Currently, 12 states have a "vote chori" game: The opposition's latest assault on the poll body about SIR


The Congress has sharply criticised the Election Commission’s decision to expand the Special Intensive Revision (SIR) of electoral rolls to 12 states, calling the move politically motivated, premature, and opaque, while related legal challenges remain pending in the Supreme Court.

On Monday, the Congress accused the Election Commission of collaborating with the Modi government to carry out what it called a nationwide “vote chori” operation under the SIR. The party said the Bihar revision had already resulted in the removal of 69 lakh names and claimed the same method of what it described as voter manipulation was now being scaled to other states.

In a blunt post on X, the Congress charged that the Election Commission intended to launch the “vote chori” exercise across 12 states and union territories and warned that the deletion of voter names in Bihar would be repeated on a larger scale. The party framed the action as an instance of open voter theft being executed jointly by the central government and the poll body.

Chief Election Commissioner Gyanesh Kumar, however, had announced the next phase of the SIR covering states including Uttar Pradesh, Madhya Pradesh, Rajasthan, Gujarat, Tamil Nadu, and Kerala, and said the Bihar phase had closed with “zero appeals.”

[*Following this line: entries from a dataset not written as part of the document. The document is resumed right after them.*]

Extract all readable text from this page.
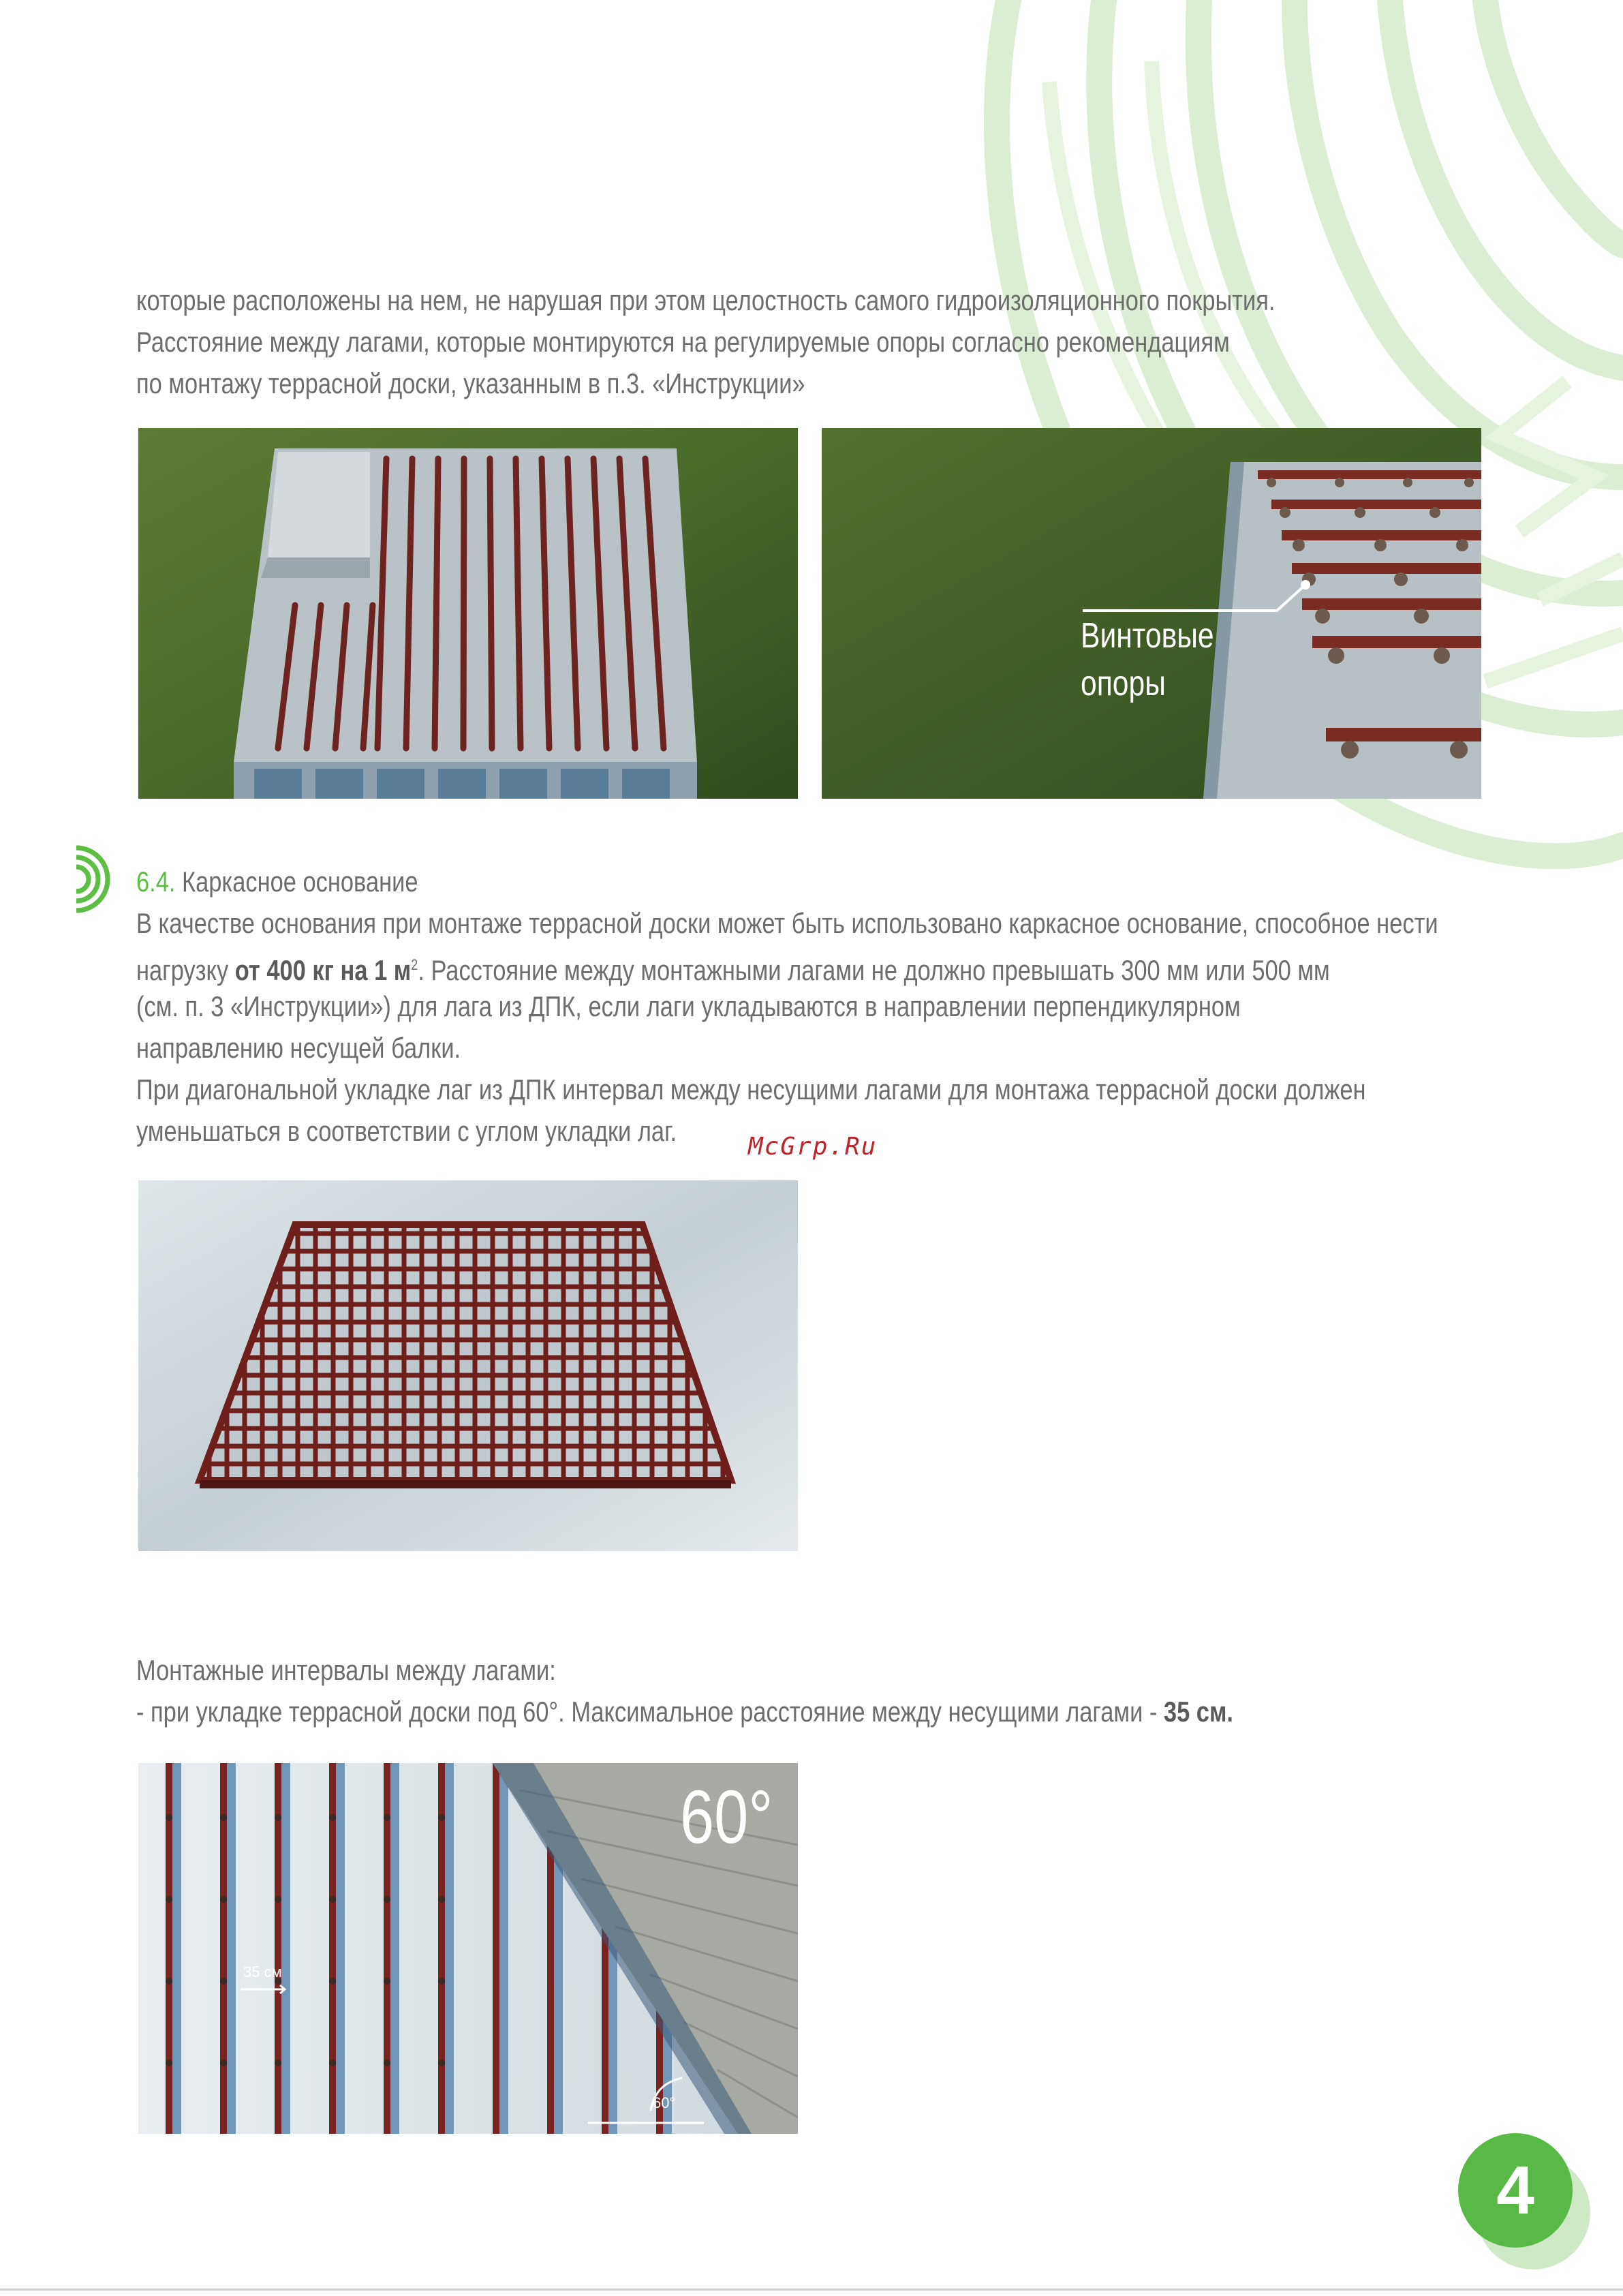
которые расположены на нем, не нарушая при этом целостность самого гидроизоляционного покрытия.
Расстояние между лагами, которые монтируются на регулируемые опоры согласно рекомендациям
по монтажу террасной доски, указанным в п.3. «Инструкции»
Винтовые
опоры
6.4. Каркасное основание
В качестве основания при монтаже террасной доски может быть использовано каркасное основание, способное нести
нагрузку от 400 кг на 1 $м^2$. Расстояние между монтажными лагами не должно превышать 300 мм или 500 мм
(см. п. 3 «Инструкции») для лага из ДПК, если лаги укладываются в направлении перпендикулярном
направлению несущей балки.
При диагональной укладке лаг из ДПК интервал между несущими лагами для монтажа террасной доски должен
уменьшаться в соответствии с углом укладки лаг.	McGrp.Ru
Монтажные интервалы между лагами:
- при укладке террасной доски под 60°. Максимальное расстояние между несущими лагами - 35 см.
60°
35 см
60°
4
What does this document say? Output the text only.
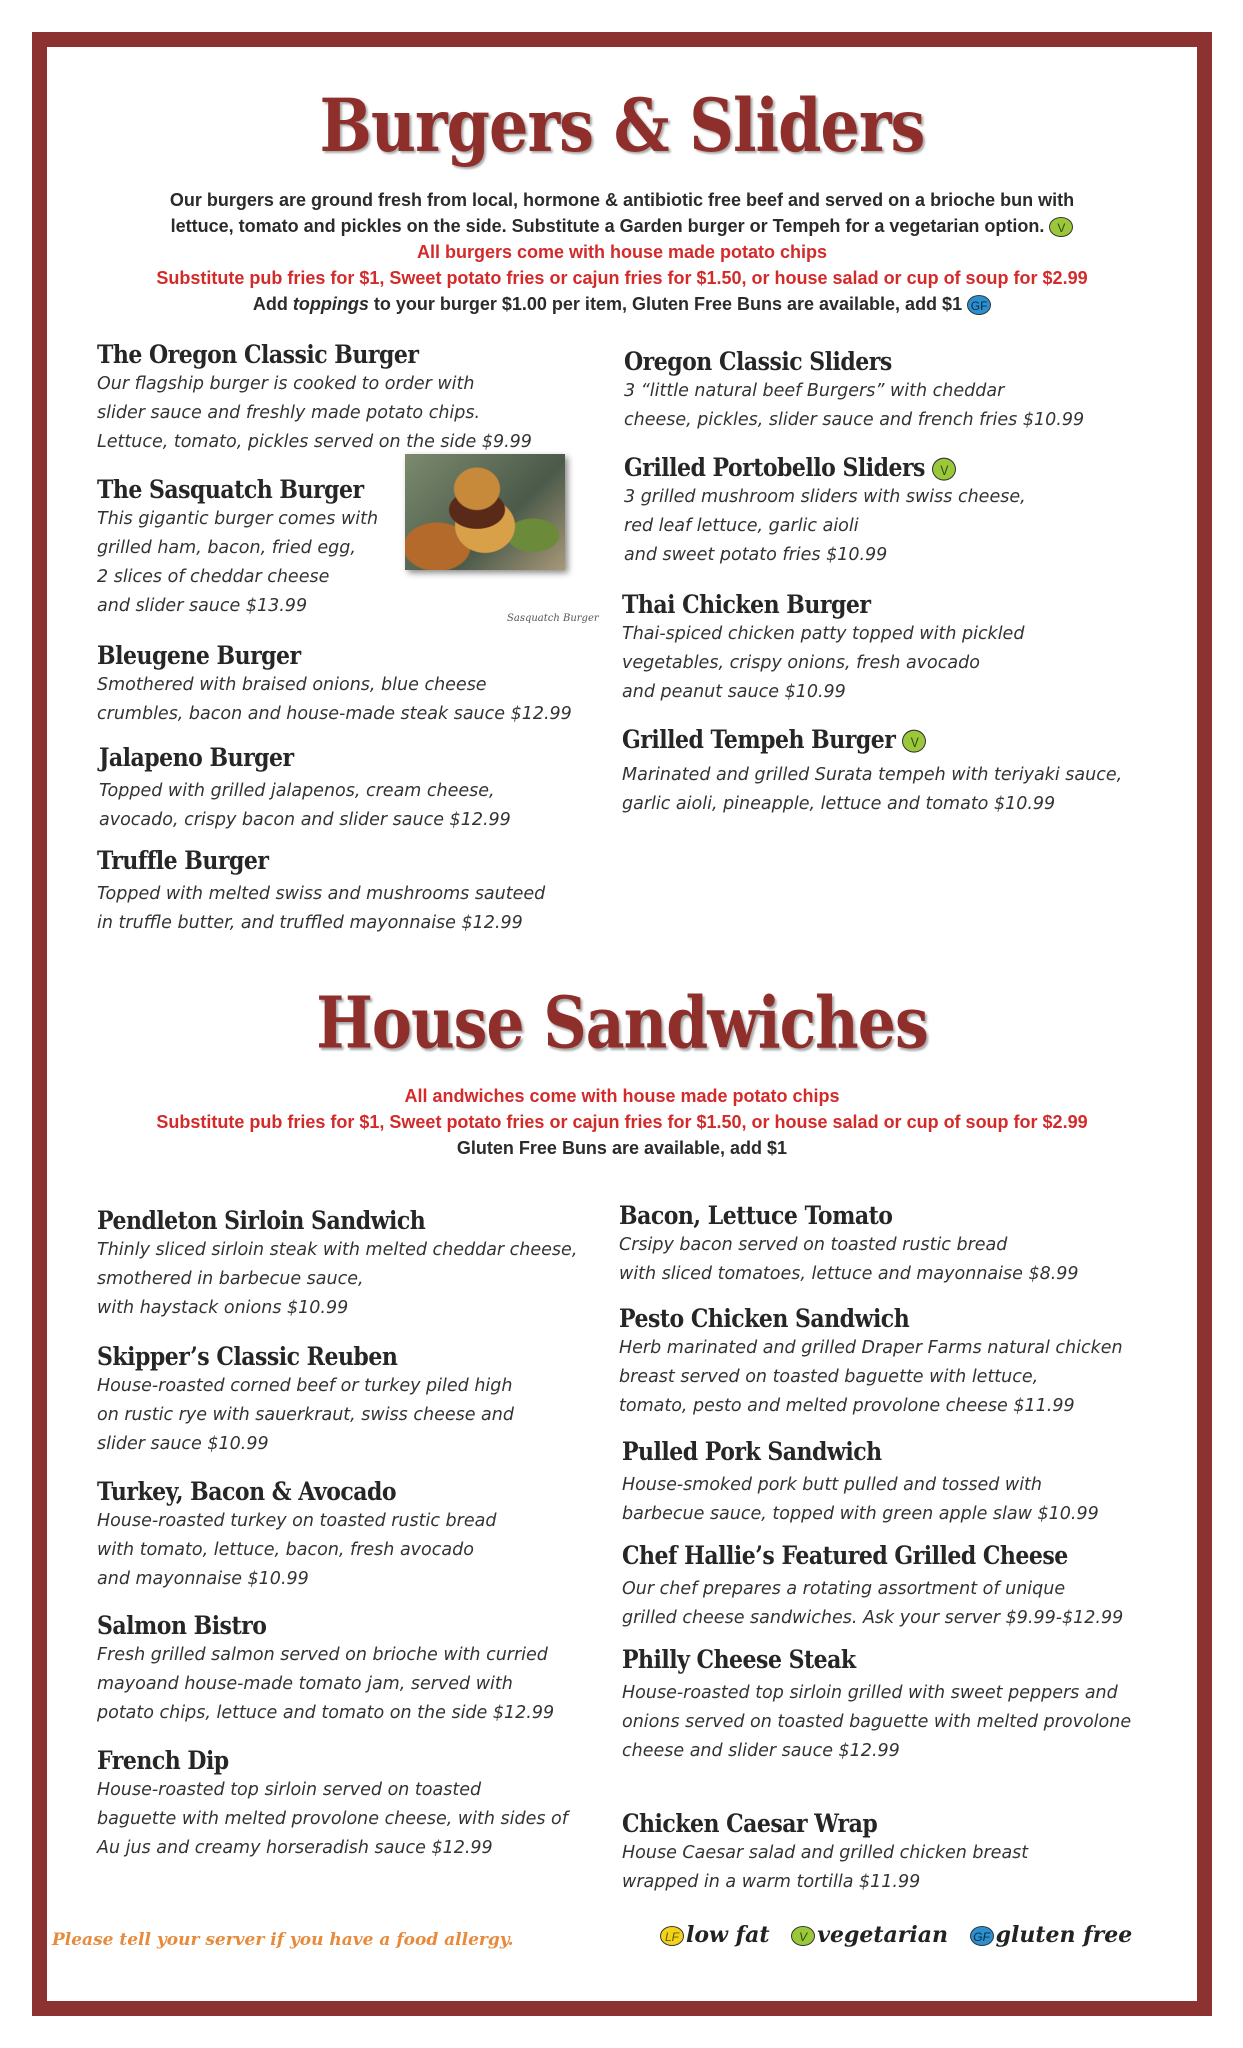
Burgers & Sliders
Our burgers are ground fresh from local, hormone & antibiotic free beef and served on a brioche bun with
lettuce, tomato and pickles on the side. Substitute a Garden burger or Tempeh for a vegetarian option. V
All burgers come with house made potato chips
Substitute pub fries for $1, Sweet potato fries or cajun fries for $1.50, or house salad or cup of soup for $2.99
Add toppings to your burger $1.00 per item, Gluten Free Buns are available, add $1 GF
The Oregon Classic Burger
Our flagship burger is cooked to order with
slider sauce and freshly made potato chips.
Lettuce, tomato, pickles served on the side $9.99
The Sasquatch Burger
This gigantic burger comes with
grilled ham, bacon, fried egg,
2 slices of cheddar cheese
and slider sauce $13.99
Sasquatch Burger
Bleugene Burger
Smothered with braised onions, blue cheese
crumbles, bacon and house-made steak sauce $12.99
Jalapeno Burger
Topped with grilled jalapenos, cream cheese,
avocado, crispy bacon and slider sauce $12.99
Truffle Burger
Topped with melted swiss and mushrooms sauteed
in truffle butter, and truffled mayonnaise $12.99
Oregon Classic Sliders
3 “little natural beef Burgers” with cheddar
cheese, pickles, slider sauce and french fries $10.99
Grilled Portobello Sliders V
3 grilled mushroom sliders with swiss cheese,
red leaf lettuce, garlic aioli
and sweet potato fries $10.99
Thai Chicken Burger
Thai-spiced chicken patty topped with pickled
vegetables, crispy onions, fresh avocado
and peanut sauce $10.99
Grilled Tempeh Burger V
Marinated and grilled Surata tempeh with teriyaki sauce,
garlic aioli, pineapple, lettuce and tomato $10.99
House Sandwiches
All andwiches come with house made potato chips
Substitute pub fries for $1, Sweet potato fries or cajun fries for $1.50, or house salad or cup of soup for $2.99
Gluten Free Buns are available, add $1
Pendleton Sirloin Sandwich
Thinly sliced sirloin steak with melted cheddar cheese,
smothered in barbecue sauce,
with haystack onions $10.99
Skipper’s Classic Reuben
House-roasted corned beef or turkey piled high
on rustic rye with sauerkraut, swiss cheese and
slider sauce $10.99
Turkey, Bacon & Avocado
House-roasted turkey on toasted rustic bread
with tomato, lettuce, bacon, fresh avocado
and mayonnaise $10.99
Salmon Bistro
Fresh grilled salmon served on brioche with curried
mayoand house-made tomato jam, served with
potato chips, lettuce and tomato on the side $12.99
French Dip
House-roasted top sirloin served on toasted
baguette with melted provolone cheese, with sides of
Au jus and creamy horseradish sauce $12.99
Bacon, Lettuce Tomato
Crsipy bacon served on toasted rustic bread
with sliced tomatoes, lettuce and mayonnaise $8.99
Pesto Chicken Sandwich
Herb marinated and grilled Draper Farms natural chicken
breast served on toasted baguette with lettuce,
tomato, pesto and melted provolone cheese $11.99
Pulled Pork Sandwich
House-smoked pork butt pulled and tossed with
barbecue sauce, topped with green apple slaw $10.99
Chef Hallie’s Featured Grilled Cheese
Our chef prepares a rotating assortment of unique
grilled cheese sandwiches. Ask your server $9.99-$12.99
Philly Cheese Steak
House-roasted top sirloin grilled with sweet peppers and
onions served on toasted baguette with melted provolone
cheese and slider sauce $12.99
Chicken Caesar Wrap
House Caesar salad and grilled chicken breast
wrapped in a warm tortilla $11.99
Please tell your server if you have a food allergy.	LF low fat V vegetarian GF gluten free
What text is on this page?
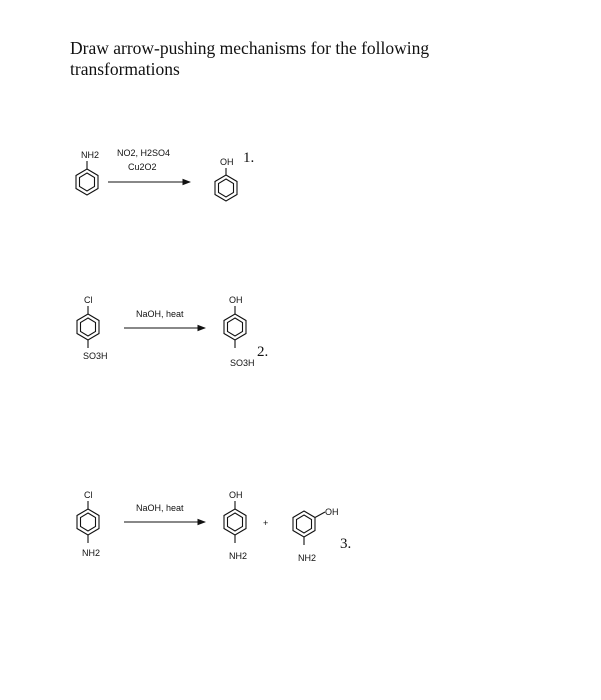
Draw arrow-pushing mechanisms for the following
transformations
NH2 NO2, H2SO4
Cu2O2	OH 1.
Cl
SO3H
NaOH, heat
OH
SO3H
2.
Cl
NH2
NaOH, heat
OH
NH2
+
OH
NH2
3.
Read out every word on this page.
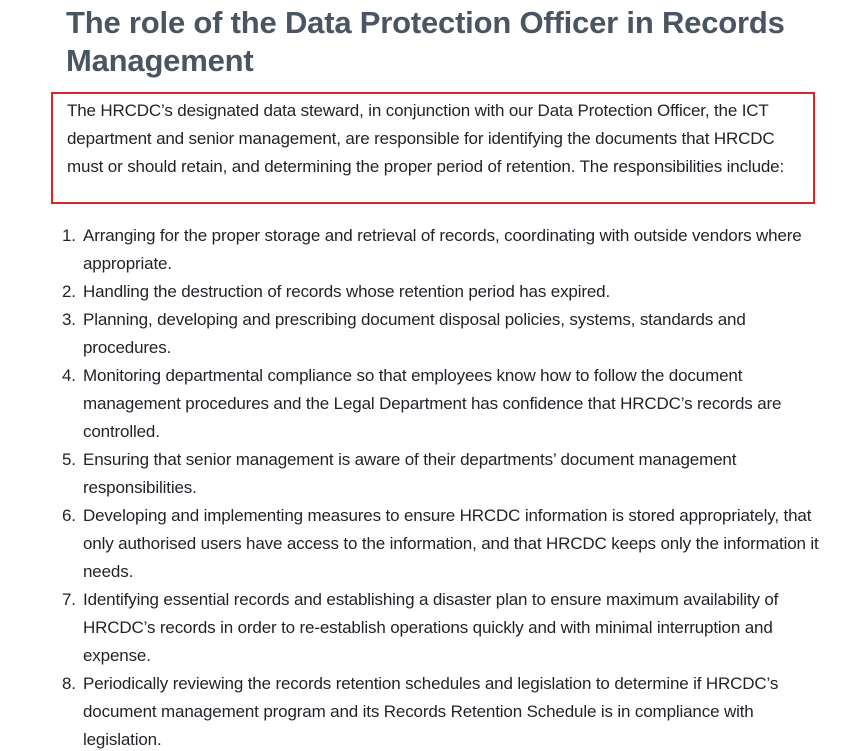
The role of the Data Protection Officer in Records Management

The HRCDC’s designated data steward, in conjunction with our Data Protection Officer, the ICT department and senior management, are responsible for identifying the documents that HRCDC must or should retain, and determining the proper period of retention. The responsibilities include:

1. Arranging for the proper storage and retrieval of records, coordinating with outside vendors where appropriate.
2. Handling the destruction of records whose retention period has expired.
3. Planning, developing and prescribing document disposal policies, systems, standards and procedures.
4. Monitoring departmental compliance so that employees know how to follow the document management procedures and the Legal Department has confidence that HRCDC’s records are controlled.
5. Ensuring that senior management is aware of their departments’ document management responsibilities.
6. Developing and implementing measures to ensure HRCDC information is stored appropriately, that only authorised users have access to the information, and that HRCDC keeps only the information it needs.
7. Identifying essential records and establishing a disaster plan to ensure maximum availability of HRCDC’s records in order to re-establish operations quickly and with minimal interruption and expense.
8. Periodically reviewing the records retention schedules and legislation to determine if HRCDC’s document management program and its Records Retention Schedule is in compliance with legislation.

Congress leaders raised three main objections. Rajya Sabha MP Pramod Tiwari asked why the ECI was rushing into a nationwide SIR while the issue remained sub judice before the Supreme Court. He questioned the logic of proceeding rapidly when petitions challenging aspects of the revision process are yet to be resolved judicially.

Tiwari also demanded transparency on claims about illegal migrants. He asked why the ECI had not released details about alleged illegal migrants despite the issue being foregrounded politically in Bihar. He further accused the poll authority of selective application, asking why Assam had been excluded from the SIR and calling that omission a rebuke to the ruling leadership’s claims that illegal migrants had been identified.

AICC media chair Pawan Khera said the Bihar exercise had already undermined confidence in the Election Commission’s neutrality. Khera noted that the Supreme Court had had to step in to allow corrections after the Bihar phase raised serious concerns. He echoed earlier allegations of targeted manipulations, citing Rahul Gandhi’s claim about voter-list tampering in the Aland assembly segment and an SIT probe that allegedly found evidence of a centralised effort to delete names.

Given what the Congress described as the Bihar findings, Khera argued, expanding SIR now only deepened doubts about motive and fairness. He said neither opposition parties nor voters were reassured by the decision.

The party also accused the Election Commission of failing to investigate complaints that surfaced during the Bihar SIR. It said that where officials visited households to add or delete names, multiple forms of alleged voter manipulation were reported nationwide. Instead of probing these allegations, the Congress claimed, the ECI had effectively become a participant in the process.

The Election Commission has defended the SIR as part of routine maintenance aimed at keeping electoral rolls accurate. The poll body has maintained that the Bihar phase concluded without formal objections or appeals under the law.

In parallel, Tamil Nadu Chief Minister and DMK chief M.K. Stalin attacked the ECI’s move as an attempt to deprive citizens of their voting rights and called it a conspiracy to assist the BJP. Stalin argued that carrying out SIR months before elections and during the monsoon season of November and December posed major practical problems. He said conducting the exercise hurriedly and without transparency would advantage one political party.

Stalin claimed that the Bihar SIR had disproportionately removed women, minorities, and members of the Scheduled Castes and the Scheduled Tribes, and that the lack of openness had fuelled public mistrust. After the ECI said SIR would soon begin in Tamil Nadu, he convened talks with alliance partners and scheduled an all-party meeting for November 2 to decide on a response.

Stalin framed the matter as fundamental to democracy, insisting that the right to vote must be protected and signalling that Tamil Nadu would resist any attempt to undermine electoral rights.